La RSE est morte, vive la RSE !

Dossier : RSEMagazine N°751 Janvier 2020
Par Matthieu BATTISTELLI
Par Alexis NOLLET
Par Sébastien BECKER

Comme beau­coup de con­cepts intéres­sants, la RSE est, au-delà de la séduc­tion de l’esprit, une ques­tion d’application. Ses détracteurs sont naturelle­ment à l’affût des échecs qu’elle pour­rait ren­con­tr­er dans la « vraie vie ». Or on dis­pose avec le cas d’Ultérïa d’une appli­ca­tion orig­i­nale en sit­u­a­tion exem­plaire, qui sem­ble ne nuire en rien au suc­cès indus­triel et com­mer­cial de l’entreprise.

Matthieu Battistelli : Pouvez-vous nous décrire en quelques mots ce qu’est Ultérïa, une PME industrielle classique ?

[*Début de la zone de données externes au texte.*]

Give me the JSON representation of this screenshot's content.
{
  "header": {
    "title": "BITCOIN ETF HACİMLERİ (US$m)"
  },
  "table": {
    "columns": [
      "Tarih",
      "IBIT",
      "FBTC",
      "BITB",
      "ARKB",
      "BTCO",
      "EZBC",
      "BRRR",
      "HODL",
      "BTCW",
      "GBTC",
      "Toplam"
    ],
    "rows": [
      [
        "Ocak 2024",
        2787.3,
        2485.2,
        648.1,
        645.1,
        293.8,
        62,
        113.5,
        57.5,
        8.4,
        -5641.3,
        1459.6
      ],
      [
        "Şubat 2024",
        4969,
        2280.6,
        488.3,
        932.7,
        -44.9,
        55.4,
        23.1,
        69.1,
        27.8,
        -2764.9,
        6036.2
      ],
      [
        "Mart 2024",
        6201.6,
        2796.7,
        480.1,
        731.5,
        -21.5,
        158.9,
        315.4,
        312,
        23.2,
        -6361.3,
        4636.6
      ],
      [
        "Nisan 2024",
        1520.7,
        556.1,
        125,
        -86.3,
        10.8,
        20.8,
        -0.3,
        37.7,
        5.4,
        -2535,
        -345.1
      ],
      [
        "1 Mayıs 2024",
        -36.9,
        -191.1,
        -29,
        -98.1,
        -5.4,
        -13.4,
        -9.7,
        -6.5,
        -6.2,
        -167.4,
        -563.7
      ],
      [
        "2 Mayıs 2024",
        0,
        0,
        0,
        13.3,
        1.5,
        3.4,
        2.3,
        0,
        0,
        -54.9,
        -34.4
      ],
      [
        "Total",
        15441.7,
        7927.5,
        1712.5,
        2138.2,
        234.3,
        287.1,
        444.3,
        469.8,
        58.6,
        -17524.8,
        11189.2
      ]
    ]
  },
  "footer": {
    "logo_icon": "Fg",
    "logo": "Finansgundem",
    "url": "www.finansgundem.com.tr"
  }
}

Alex­is Nol­let et Sébastien Beck­er : Oui, une PME indus­trielle, mais pas unique­ment. Nous sommes un écosys­tème de plusieurs entre­pris­es qui a pour mis­sion pre­mière de con­stituer un « écosys­tème créa­teur de valeurs pour l’homme et le vivant ». C’est le fruit d’un chem­ine­ment au long cours, qui a pro­gres­sive­ment inté­gré la RSE dans son mode de fonc­tion­nement et au cœur de son développe­ment économique. Aujourd’hui, Ultérïa enreg­istre un chiffre d’affaires de 25 M€ et emploie plus de 130 per­son­nes. Ses activ­ités se parta­gent prin­ci­pale­ment entre l’agencement écologique d’espaces com­mer­ci­aux et le développe­ment de con­cepts en vrac dans le domaine de la dis­tri­b­u­tion ali­men­taire et non ali­men­taire. Depuis 2015, nous avons dou­blé notre chiffre d’affaires.


REPÈRES

Ultérïa est une entre­prise rassem­blant autour du noy­au orig­inel d’une unité de pro­duc­tion de meubles en bois mas­sif un ensem­ble com­pos­ite qui compte une école, un cen­tre de per­ma­cul­ture, un cen­tre de for­ma­tion et, en pro­jet, une mai­son écoc­i­toyenne. L’en­tre­prise com­porte ain­si notam­ment 14 000 m² d’ateliers de menuis­erie, 4 000 m² de stock­age, 70 chèvres, 40 élèves montes­soriens. Elle a un chiffre d’affaires de 25 M€. Elle est implan­tée à Aux­erre, Redon et Bergerac. 


M.B. : Pourquoi fondamentalement s’engager dans une démarche RSE au sein d’une PME ?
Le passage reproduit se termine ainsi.